With three people dead and eleven cases linked to a hantavirus outbreak on a cruise ship, an international group of leading public health scientists has called on the World Health Organization to fundamentally change how it responds to emerging respiratory viruses
They argue that precautionary measures to prevent airborne spread should be the default from day one.

The outbreak involves Andes hantavirus, a serious pathogen that can spread between people and carries a high risk of death. While Milton stresses that the risk to the general public remains low, he says the situation demands a more precautionary approach from global health authorities.
Dr. Don Milton from the University of Maryland, said: ‘While the risk is still low to the general public, we are seeing a virus with a high fatality rate transmitting person-to-person.
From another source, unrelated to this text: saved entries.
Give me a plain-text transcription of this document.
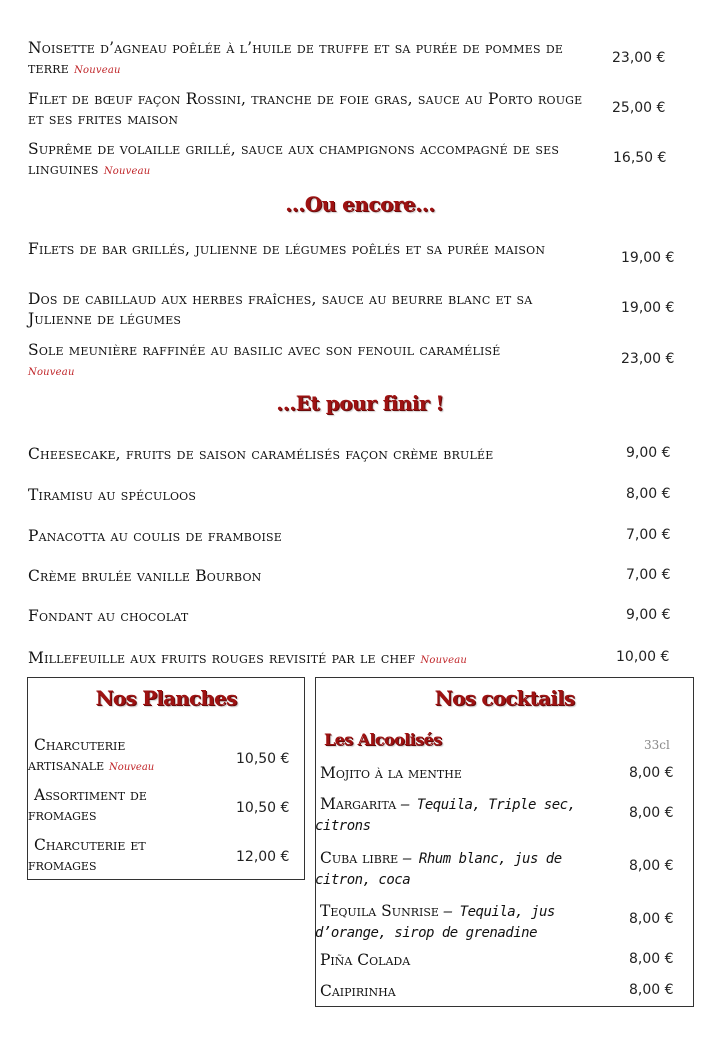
Noisette d’agneau poêlée à l’huile de truffe et sa purée de pommes de terre Nouveau
23,00 €
Filet de bœuf façon Rossini, tranche de foie gras, sauce au Porto rouge et ses frites maison
25,00 €
Suprême de volaille grillé, sauce aux champignons accompagné de ses linguines Nouveau
16,50 €
…Ou encore…
Filets de bar grillés, julienne de légumes poêlés et sa purée maison	19,00 €
Dos de cabillaud aux herbes fraîches, sauce au beurre blanc et sa Julienne de légumes
19,00 €
Sole meunière raffinée au basilic avec son fenouil caramélisé
Nouveau
23,00 €
…Et pour finir !
Cheesecake, fruits de saison caramélisés façon crème brulée	9,00 €
Tiramisu au spéculoos	8,00 €
Panacotta au coulis de framboise	7,00 €
Crème brulée vanille Bourbon	7,00 €
Fondant au chocolat	9,00 €
Millefeuille aux fruits rouges revisité par le chef Nouveau	10,00 €
Nos Planches
Charcuterie
artisanale Nouveau
10,50 €
Assortiment de
fromages	10,50 €
Charcuterie et
fromages	12,00 €
Nos cocktails
Les Alcoolisés	33cl
Mojito à la menthe	8,00 €
Margarita – Tequila, Triple sec,
citrons
8,00 €
Cuba libre – Rhum blanc, jus de
citron, coca
8,00 €
Tequila Sunrise – Tequila, jus
d’orange, sirop de grenadine
8,00 €
Piña Colada	8,00 €
Caipirinha	8,00 €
WHO should change its default response – the starting point should not be to downplay the risk of airborne transmission until it is definitively proven.’
The group points to evidence accumulated over nearly three decades showing that Andes hantavirus can spread between people, including a 2018 outbreak in Argentina where a single infected person attending a birthday party led to infections among people seated up to 2.5m away, including at least one person with no physical contact with the infected individual.
The experts argue that the WHO’s response to the cruise ship outbreak sent mixed signals, with one document playing down airborne risk while separate guidance for passengers disembarking the ship recommended respirators, quarantine and improved ventilation, measures that amount to treating the virus as an airborne threat regardless.
The group writes that ‘the starting point should be the immediate adoption of precautionary measures to reduce airborne transmission, such as respirator use by healthcare workers, [infected people] and their close contacts.’
They also call for WHO guidelines to include improved ventilation, a ban on unfiltered air recirculation, and portable HEPA filtration in enclosed quarantine and transport settings.
Their broader argument extends beyond this outbreak. For dangerous pathogens known to spread between people, they say, the burden of proof should lie with those arguing to relax precautions, not those calling for them.